I really like your view on this, for it is very natural to think this way, OK let me try to show the differences between the two views(of yours and others).

Your view of the scenario is based on the absolute 'time' and variable 'speed of light', that's how you can easily explain the observation by 'A' and 'B', whereas similarly, others have the view of variable 'time' and absolute 'speed of light'.

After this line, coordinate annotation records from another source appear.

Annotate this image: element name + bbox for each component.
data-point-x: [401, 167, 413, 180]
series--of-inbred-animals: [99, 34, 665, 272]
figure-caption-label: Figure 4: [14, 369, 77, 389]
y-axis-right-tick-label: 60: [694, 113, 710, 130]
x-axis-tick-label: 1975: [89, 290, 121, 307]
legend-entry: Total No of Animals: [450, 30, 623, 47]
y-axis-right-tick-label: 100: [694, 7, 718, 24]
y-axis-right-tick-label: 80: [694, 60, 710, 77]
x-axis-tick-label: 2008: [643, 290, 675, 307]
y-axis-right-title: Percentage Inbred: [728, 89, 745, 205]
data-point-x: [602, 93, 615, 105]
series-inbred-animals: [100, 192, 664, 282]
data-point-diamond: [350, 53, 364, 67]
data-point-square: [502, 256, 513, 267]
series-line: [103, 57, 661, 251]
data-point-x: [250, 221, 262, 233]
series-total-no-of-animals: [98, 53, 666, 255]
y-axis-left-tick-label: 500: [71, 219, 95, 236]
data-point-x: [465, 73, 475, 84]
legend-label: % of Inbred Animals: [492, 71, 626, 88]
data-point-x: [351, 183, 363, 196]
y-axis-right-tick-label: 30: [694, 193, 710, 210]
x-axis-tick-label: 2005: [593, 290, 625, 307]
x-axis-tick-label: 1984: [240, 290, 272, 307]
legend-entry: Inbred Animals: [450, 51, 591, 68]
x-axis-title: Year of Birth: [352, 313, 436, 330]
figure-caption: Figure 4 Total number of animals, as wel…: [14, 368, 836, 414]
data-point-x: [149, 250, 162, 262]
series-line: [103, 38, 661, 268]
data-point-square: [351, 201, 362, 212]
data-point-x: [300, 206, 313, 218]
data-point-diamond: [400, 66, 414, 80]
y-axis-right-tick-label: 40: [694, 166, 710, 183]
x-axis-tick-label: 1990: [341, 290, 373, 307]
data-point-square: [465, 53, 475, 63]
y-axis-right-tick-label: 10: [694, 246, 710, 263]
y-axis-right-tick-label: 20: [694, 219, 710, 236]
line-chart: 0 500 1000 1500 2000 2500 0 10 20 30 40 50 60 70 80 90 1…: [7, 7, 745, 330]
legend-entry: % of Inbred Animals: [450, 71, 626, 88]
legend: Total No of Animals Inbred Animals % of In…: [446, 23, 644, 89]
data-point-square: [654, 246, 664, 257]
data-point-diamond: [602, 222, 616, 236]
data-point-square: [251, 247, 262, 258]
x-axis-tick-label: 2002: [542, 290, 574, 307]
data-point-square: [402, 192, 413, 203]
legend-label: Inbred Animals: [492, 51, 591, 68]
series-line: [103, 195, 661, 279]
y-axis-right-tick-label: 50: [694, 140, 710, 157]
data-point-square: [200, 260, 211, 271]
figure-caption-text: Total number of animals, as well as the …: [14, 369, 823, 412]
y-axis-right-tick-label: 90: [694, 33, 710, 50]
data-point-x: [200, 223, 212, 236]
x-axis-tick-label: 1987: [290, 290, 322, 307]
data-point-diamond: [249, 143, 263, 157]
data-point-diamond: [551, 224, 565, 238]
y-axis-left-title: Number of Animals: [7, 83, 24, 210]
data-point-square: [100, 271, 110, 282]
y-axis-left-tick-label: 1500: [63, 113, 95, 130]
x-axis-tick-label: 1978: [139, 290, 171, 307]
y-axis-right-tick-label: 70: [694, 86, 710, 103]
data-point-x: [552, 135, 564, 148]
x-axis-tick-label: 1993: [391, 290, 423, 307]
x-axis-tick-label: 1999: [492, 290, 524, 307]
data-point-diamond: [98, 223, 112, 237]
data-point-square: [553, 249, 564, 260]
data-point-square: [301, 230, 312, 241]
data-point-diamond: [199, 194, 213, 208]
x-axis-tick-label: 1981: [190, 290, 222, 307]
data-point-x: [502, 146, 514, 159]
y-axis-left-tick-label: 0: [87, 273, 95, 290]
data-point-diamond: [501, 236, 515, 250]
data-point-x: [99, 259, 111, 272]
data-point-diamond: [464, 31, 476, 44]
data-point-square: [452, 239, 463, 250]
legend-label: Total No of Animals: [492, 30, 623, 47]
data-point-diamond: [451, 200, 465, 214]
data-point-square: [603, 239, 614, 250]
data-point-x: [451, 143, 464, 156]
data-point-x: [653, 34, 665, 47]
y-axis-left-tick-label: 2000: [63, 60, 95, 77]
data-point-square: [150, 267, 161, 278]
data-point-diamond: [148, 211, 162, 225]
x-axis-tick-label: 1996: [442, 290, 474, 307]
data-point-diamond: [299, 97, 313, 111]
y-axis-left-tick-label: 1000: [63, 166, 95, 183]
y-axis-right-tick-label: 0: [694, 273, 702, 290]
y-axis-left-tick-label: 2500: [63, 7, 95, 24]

You can easily realize that the difference is because of different interpretation, your version of explanation says the time rate is same for the two observers, it's just that light has to travel a longer distance in frame of B(which implicitly means different light speed for different observers). While the other view is about the light speed being same for the two observers, and implying that the time rate itself changes(that is instead of rate of time being same, the instant of light beam striking the ceiling or the floor is same in both frames, which means the light journey in two frames represent the ticking clock, implying a different time rate).

 

[Stephanus]

Your view of the scenario is based on the absolute 'time' and variable 'speed of light', that's how you can easily explain the observation by 'A' and 'B', whereas similarly, others have the view of variable 'time' and absolute 'speed of light'.

Now this one I like

 

[georgir]

Now comes my question sir,
B also has a digital clock which is identical to that of A's, so when A's clock shows 1 sec (the instant when according to A the photon has hit the top) B's clock must also read 1 sec...

And here you already messed up your reasoning. Digital or light or sand or biological, all clocks are affected by time dilation. They may be identical, but they are not moving identically so they will not show 1 sec at the same time.